Appellant’s counsel contends that the curbing was not a part of the sidewalk, and therefore the item of the levy to pay its cost was illegal, and that because of such illegality it was error on the part of the Circuit Court to require appellant to repay that sum, with interest thereon, to appellee Bachmann.

*430Whether a curbing in any particular case is a part of a sidewalk, is, in the first instance, a question of fact and not of law. This question should have been raised by objection in the County Court, as was done in Job v. The People, 193 Ill. 609. At the time the County Court rendered the 'judgment in this case it had jurisdiction of both the subject-matter and of appellant, and its judgment, standing, as it does, in full force, is conclusive of the legality of the tax, for the purpose of fixing the basis for equitable redemption between the land owner and tax sale purchaser. In Moore v. Wayman, 107 Ill. 192, our Supreme Court says:

“ If objections existed, they should have been made when application was made for judgment. It would be highly inequitable and unjust to permit owners to lie by and permit judgments to go against their land, a sale to be made, the land' purchased, and the tax to be paid by the purchaser, * * * and compel him to sustain the loss. * * * Such injustice can not be tolerated by the courts. * * * If it (the bill) is placed on the ground' that complainant-may have the sale canceled by an equitable redemption to remove a cloud from the title, then it is the settled law of this court that complainant must tender or offer to pay the holder of the certificate the purchase money and all taxes he has paid, with the interest thereon, before he can have relief.”

To the same effect are Gage v.

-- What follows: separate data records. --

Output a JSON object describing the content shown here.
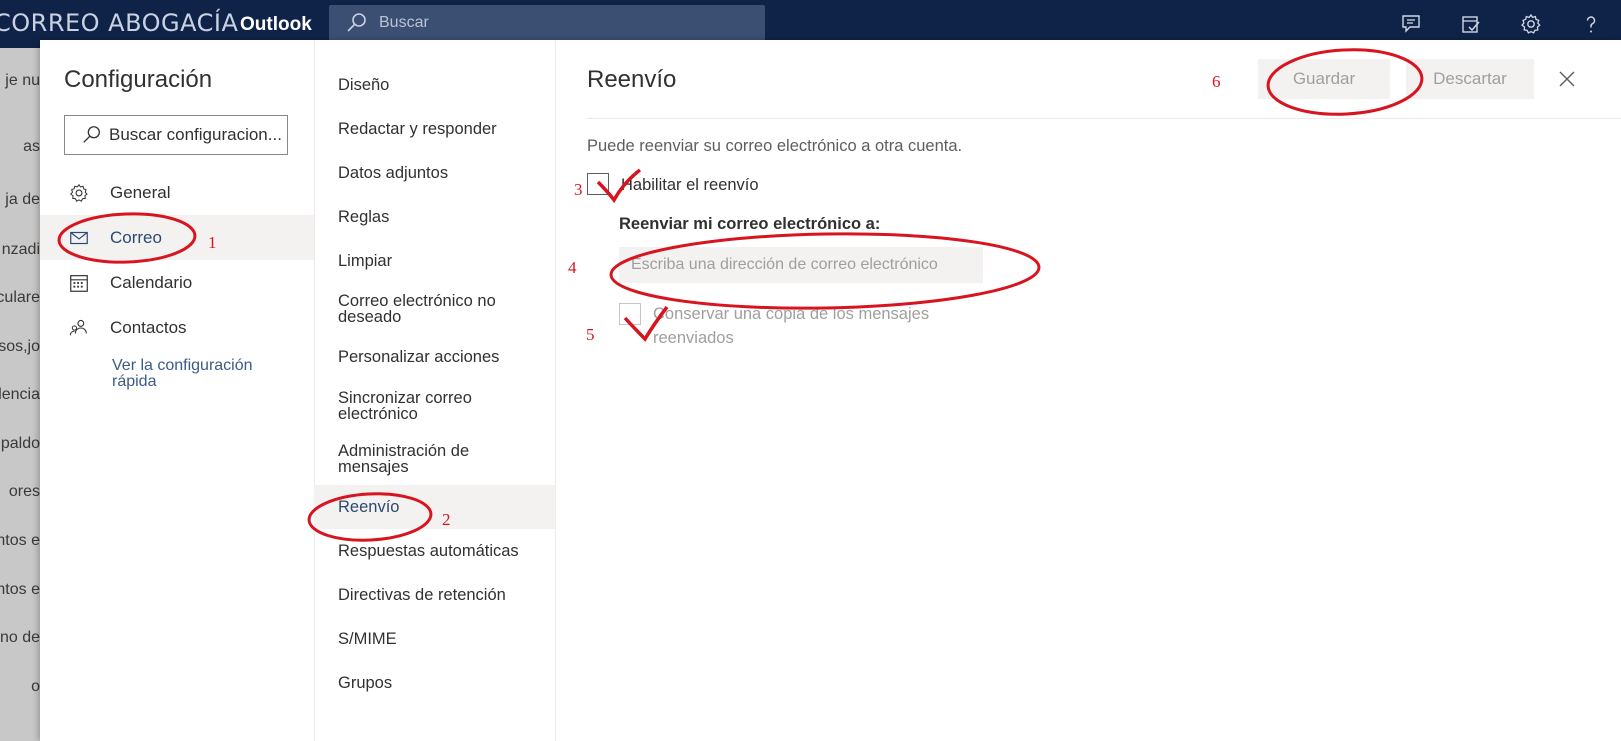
{
  "topbar": {
    "brand": "CORREO ABOGACÍA",
    "app_name": "Outlook",
    "search_placeholder": "Buscar",
    "icons": [
      "feedback-icon",
      "tasks-icon",
      "gear-icon",
      "help-icon"
    ],
    "color": "#0f2349"
  },
  "background_sliver": {
    "items": [
      "je nu",
      "as",
      "ja de",
      "nzadi",
      "culare",
      "sos,jo",
      "dencia",
      "paldo",
      "ores",
      "ntos e",
      "ntos e",
      "no de",
      "o"
    ]
  },
  "settings": {
    "title": "Configuración",
    "search_placeholder": "Buscar configuracion...",
    "nav": [
      {
        "label": "General",
        "icon": "gear-icon"
      },
      {
        "label": "Correo",
        "icon": "mail-icon",
        "active": true
      },
      {
        "label": "Calendario",
        "icon": "calendar-icon"
      },
      {
        "label": "Contactos",
        "icon": "people-icon"
      }
    ],
    "quick_link": "Ver la configuración rápida"
  },
  "mail_nav": {
    "items": [
      {
        "label": "Diseño"
      },
      {
        "label": "Redactar y responder"
      },
      {
        "label": "Datos adjuntos"
      },
      {
        "label": "Reglas"
      },
      {
        "label": "Limpiar"
      },
      {
        "label": "Correo electrónico no deseado"
      },
      {
        "label": "Personalizar acciones"
      },
      {
        "label": "Sincronizar correo electrónico"
      },
      {
        "label": "Administración de mensajes"
      },
      {
        "label": "Reenvío",
        "active": true
      },
      {
        "label": "Respuestas automáticas"
      },
      {
        "label": "Directivas de retención"
      },
      {
        "label": "S/MIME"
      },
      {
        "label": "Grupos"
      }
    ]
  },
  "forwarding": {
    "title": "Reenvío",
    "save_label": "Guardar",
    "discard_label": "Descartar",
    "description": "Puede reenviar su correo electrónico a otra cuenta.",
    "enable_label": "Habilitar el reenvío",
    "enable_checked": true,
    "forward_to_label": "Reenviar mi correo electrónico a:",
    "email_placeholder": "Escriba una dirección de correo electrónico",
    "keep_copy_label": "Conservar una copia de los mensajes reenviados",
    "keep_copy_checked": true
  },
  "annotations": {
    "color": "#d8141f",
    "steps": [
      "1",
      "2",
      "3",
      "4",
      "5",
      "6"
    ]
  }
}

Waterman, 121 Ill. 115; Phelps v. Harding, 87 Ill. 442; Farwell v. Harding, 96 Ill. 36; Reed v. Tyler, 56 Ill. 288; Reed v. Reber, 62 Ill. 240; Barnett v. Cline, 60 Ill. 205. Many other cases might be cited. The requirement is based upon the fundamental rule that he who seeks equity must do equity. The case of Miller v. Cook, 135 Ill. 190, cited, and relied on by counsel for appellant, is not applicable. The controversy in that case was between a mortgagee and a tax sale purchaser, and not between a land owner and such purchaser. The County Court had no jurisdiction of the person of the mortgagee when it rendered the judgment and entered the order of sale. And in that case the tax sale purchaser had notice before he purchased that a portion of the tax included in the judgment had been paid, and that another portion was *431illegal. The mortgagor was insolvent and the mortgaged premises were not worth the amount of the debt and interest. The case being in equity the court applied equitable principles to the particular facts of that particular case, as did the learned chancellor of the Circuit Court in the case at bar. We find no error in this record. The decree of the Circuit Court is afidrmed.